IZINKANLAH AKU BERBAHAGIA DI TANGGAL 22 DESEMBER

Bagiku tanggal 22 Desember setiap tahunnya adalah hari yang istimewa. Pertama tanggal 22 desember adalah hari dimana saya dilahirkan. Hari dimana pertama kalinya saya sebagai manusia menghirup udara segar bumi yang juga menandakan awal kehidupan. Banyak yang telah saya jalani sejak hari pertama itu hingga sekarang dan seperti itulah dinamika hidup.

Yang kedua adalah pada tanggal 22 Desember diperingati juga sebagai hari ibu. Banyak pro dan kontra yang bermunculan tentang peringatan ini. Ada yang beranggapan bahwa memperingati hari ibu dibolehkan tetapi ada juga yang tidak menyetujuinya bahkan menganggapnya sebagai perayaan kaum kafir. Mari kita awali dengan melihat sejarah ditetapkannya hari ibu itu sendiri.
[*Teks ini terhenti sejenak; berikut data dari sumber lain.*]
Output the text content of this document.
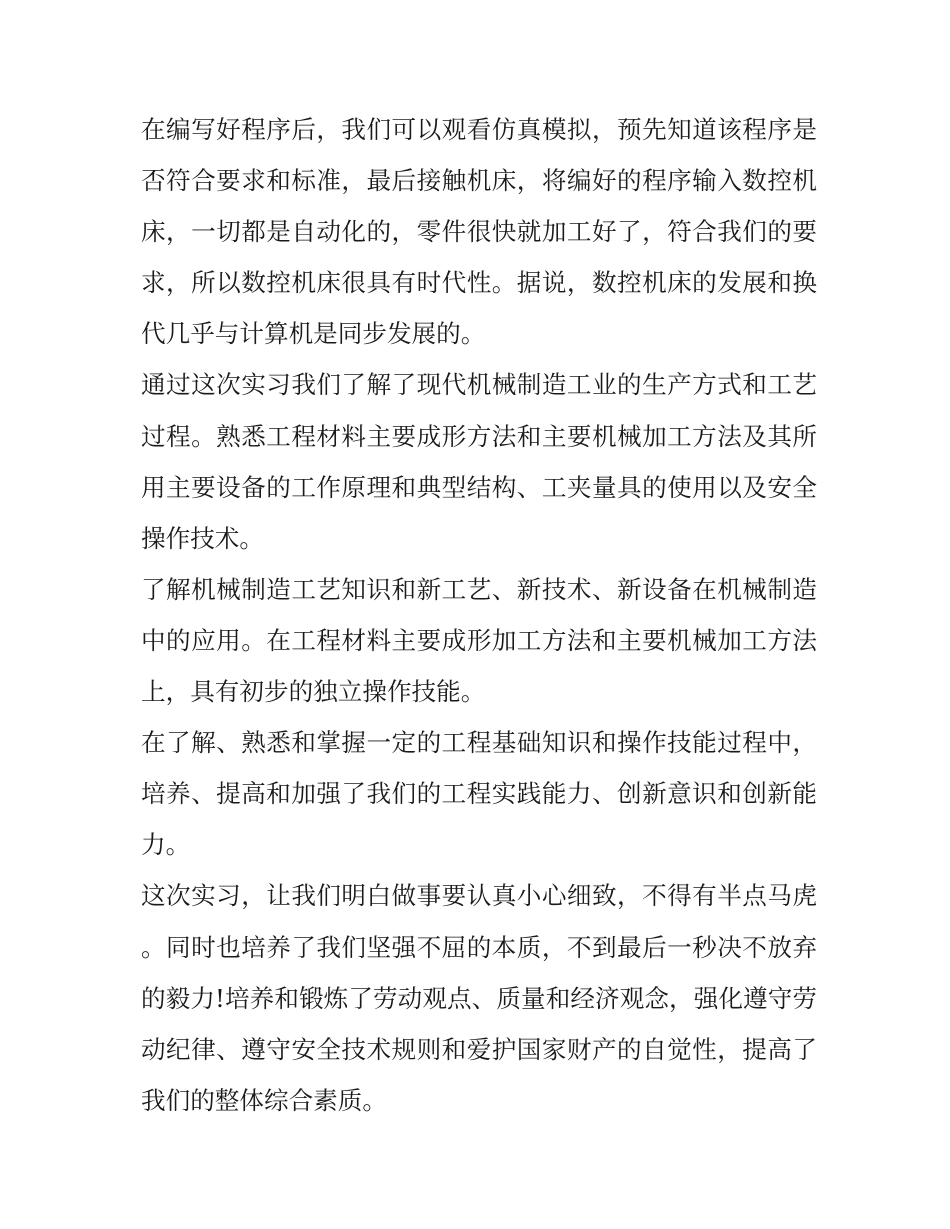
在编写好程序后，我们可以观看仿真模拟，预先知道该程序是否符合要求和标准，最后接触机床，将编好的程序输入数控机床，一切都是自动化的，零件很快就加工好了，符合我们的要求，所以数控机床很具有时代性。据说，数控机床的发展和换代几乎与计算机是同步发展的。

通过这次实习我们了解了现代机械制造工业的生产方式和工艺过程。熟悉工程材料主要成形方法和主要机械加工方法及其所用主要设备的工作原理和典型结构、工夹量具的使用以及安全操作技术。

了解机械制造工艺知识和新工艺、新技术、新设备在机械制造中的应用。在工程材料主要成形加工方法和主要机械加工方法上，具有初步的独立操作技能。

在了解、熟悉和掌握一定的工程基础知识和操作技能过程中，培养、提高和加强了我们的工程实践能力、创新意识和创新能力。

这次实习，让我们明白做事要认真小心细致，不得有半点马虎。同时也培养了我们坚强不屈的本质，不到最后一秒决不放弃的毅力!培养和锻炼了劳动观点、质量和经济观念，强化遵守劳动纪律、遵守安全技术规则和爱护国家财产的自觉性，提高了我们的整体综合素质。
Hari Ibu dideklarasikan ketika 600 perempuan dari berbagai latar pendidikan dan usia hadir dalam kongres Perempuan Indonesia Pertama pada tanggal 22 Desember 1928, di Yogyakarta, tepatnya di pendopo Dalem Jayadipuran milik Raden Tumenggung Joyodipoero. Kongres ini dihadiri oleh wakil-wakil dari perkumpulannya Boedi Oetomo, PNI, Pemuda Indonesia, PSI, Walfadjri, Jong Java, Jong Madoera, Muhammadiyah, dan Jong Islamieten Bond. Organisasi-organisasi perempuan yang terlibat dalam penyelenggaraan itu antara lain: Wanita Oetomo, Poetri Indonesia, Wanita Katolik, Aisyah, Wanita Mulyo, perempuan-perempuan Sarekat Islam, Darmo Laksmi, perempuan-perempuan Jong Java, Jong Islamten Bond, dan Wanita Taman Siswa Dan seiring perjalanan panjang sejarah melalui berbagai kongres, maka pada 22 Desember 1953 dalam peringatan kongres ke-25 melalui Dekrit Presiden RI No.316 Tahun 1953, Presiden Sukarno menetapkan setiap tanggal 22 Desember diperingati sebagai Hari Ibu.
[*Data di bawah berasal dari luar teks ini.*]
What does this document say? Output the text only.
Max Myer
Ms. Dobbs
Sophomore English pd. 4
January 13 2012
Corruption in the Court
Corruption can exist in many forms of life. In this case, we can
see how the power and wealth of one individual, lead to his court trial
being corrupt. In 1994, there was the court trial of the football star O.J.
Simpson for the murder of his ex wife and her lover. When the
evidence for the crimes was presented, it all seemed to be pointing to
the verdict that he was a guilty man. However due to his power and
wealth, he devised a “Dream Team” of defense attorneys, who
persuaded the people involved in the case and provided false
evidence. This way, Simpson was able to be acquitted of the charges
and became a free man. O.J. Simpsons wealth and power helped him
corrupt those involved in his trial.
Melihat hal ini, akar sejarah diperingatinya 22 Desember sebagai hari ibu adalah jelas. Baik jelas sebagai sejarah yang ditetapkan oleh bangsa Indonesia sendiri dan bukan sebagai produk asing apalagi produk kafir, maupun jelas bahwa penetapannya merupakan representasi dari organisasi keperempuanan pada saat itu yang terdiri dari organisasi agama, pendidikan, nasionalis, maupun organisasi kepemudaan. Sejarah inipun semakin menjelaskan bahwa peringatan ini tidak berakar dari budaya kafir maupun budaya asing. Ini adalah asli produk Indonesia yang berasal dari beragam suku, agama, dan budaya.
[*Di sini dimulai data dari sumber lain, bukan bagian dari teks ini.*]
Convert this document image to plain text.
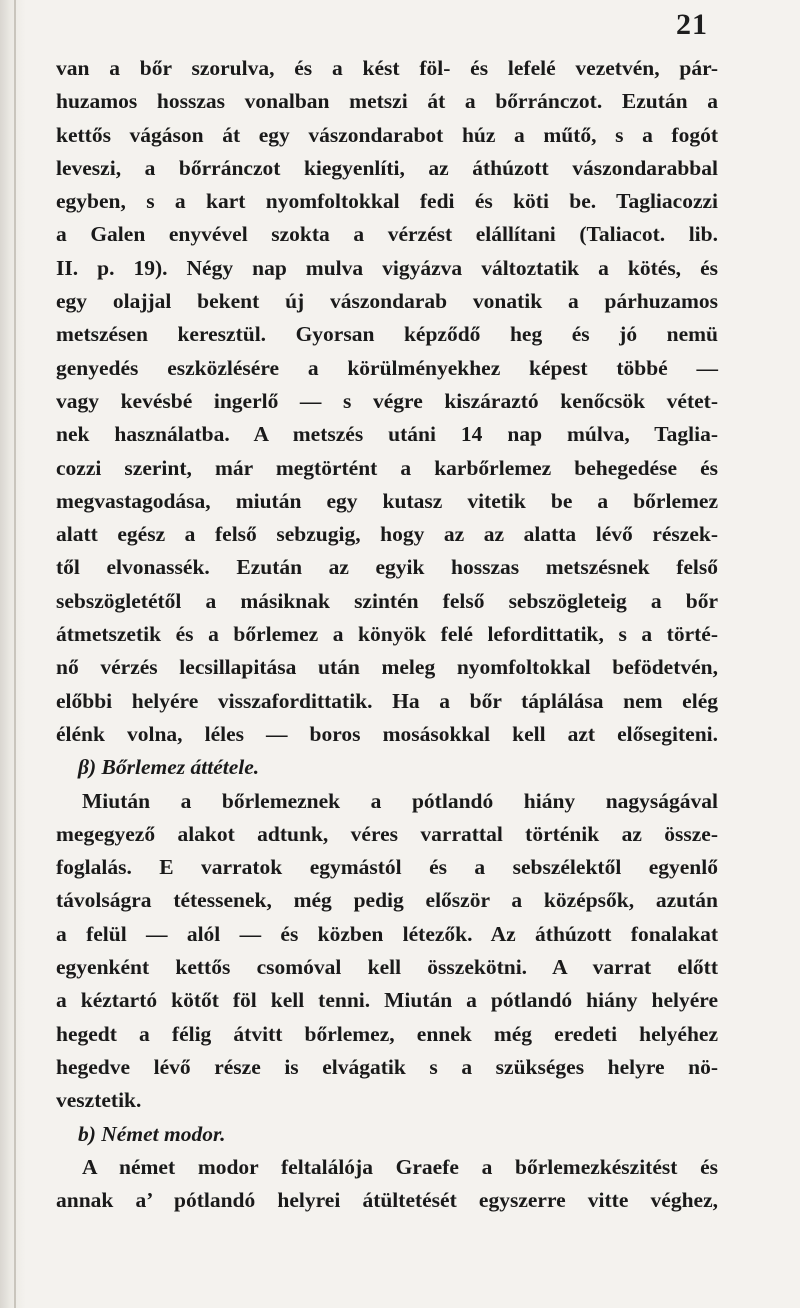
21
van a bőr szorulva, és a kést föl- és lefelé vezetvén, pár-
huzamos hosszas vonalban metszi át a bőrránczot. Ezután a
kettős vágáson át egy vászondarabot húz a műtő, s a fogót
leveszi, a bőrránczot kiegyenlíti, az áthúzott vászondarabbal
egyben, s a kart nyomfoltokkal fedi és köti be. Tagliacozzi
a Galen enyvével szokta a vérzést elállítani (Taliacot. lib.
II. p. 19). Négy nap mulva vigyázva változtatik a kötés, és
egy olajjal bekent új vászondarab vonatik a párhuzamos
metszésen keresztül. Gyorsan képződő heg és jó nemü
genyedés eszközlésére a körülményekhez képest többé —
vagy kevésbé ingerlő — s végre kiszáraztó kenőcsök vétet-
nek használatba. A metszés utáni 14 nap múlva, Taglia-
cozzi szerint, már megtörtént a karbőrlemez behegedése és
megvastagodása, miután egy kutasz vitetik be a bőrlemez
alatt egész a felső sebzugig, hogy az az alatta lévő részek-
től elvonassék. Ezután az egyik hosszas metszésnek felső
sebszögletétől a másiknak szintén felső sebszögleteig a bőr
átmetszetik és a bőrlemez a könyök felé lefordittatik, s a törté-
nő vérzés lecsillapitása után meleg nyomfoltokkal befödetvén,
előbbi helyére visszafordittatik. Ha a bőr táplálása nem elég
élénk volna, léles — boros mosásokkal kell azt elősegiteni.
β) Bőrlemez áttétele.
Miután a bőrlemeznek a pótlandó hiány nagyságával
megegyező alakot adtunk, véres varrattal történik az össze-
foglalás. E varratok egymástól és a sebszélektől egyenlő
távolságra tétessenek, még pedig először a középsők, azután
a felül — alól — és közben létezők. Az áthúzott fonalakat
egyenként kettős csomóval kell összekötni. A varrat előtt
a kéztartó kötőt föl kell tenni. Miután a pótlandó hiány helyére
hegedt a félig átvitt bőrlemez, ennek még eredeti helyéhez
hegedve lévő része is elvágatik s a szükséges helyre nö-
vesztetik.
b) Német modor.
A német modor feltalálója Graefe a bőrlemezkészitést és
annak a’ pótlandó helyrei átültetését egyszerre vitte véghez,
Maka agak mengherankan jika ada beberapa pihak yang menganggap peringatan hari ibu menyerupai tradisi-tradisi orang kafir. Kemudian dikutiplah hadist Nabi SAW:

‘Barangsiapa menyerupai suatu kaum maka ia termasuk bagian dari mereka” (HR Abu Dawud).

Saya tidak menolak tentang keontetikan hadist itu tetapi apakah setiap yang berasal bukan dari islam atau bukan dari Arab harus kita tolak dan otomatis kita bagian dari kaum itu ketika kita melakukannya juga. Nabi SAW pasti tahu bahwa ajarannya akan menyebar ke seluruh penjuru dunia maka agak sempit pemikiran kita jika memahami hadist ini dengan tidak membandingkannya dengan hadist lain.

"Diriwayatkan dari Anas, ia berkata: ketika Rasulullah Saw tiba di Madinah, penduduknya telah memiliki dua hari (Nairuz dan Mahrajan) yang dijadikan sebagai hari bersenang-senang mereka. Kemudian Rasulullah bersabda: Sesungguhnya Allah telah menggantikan kedua hari itu bagi kalian dengan yang lebih baik, yaitu Hari Adlha dan Fitri" (HR Ahmad No: 12025, Abu Dawud No: 1134, al-Nasai dalam Sunan al-Kubra No: 1755, Abu Ya'la No 3820, al-Hakim No: 1091, dan ia berkata Hadis ini sahih sesuai kriteria Muslim)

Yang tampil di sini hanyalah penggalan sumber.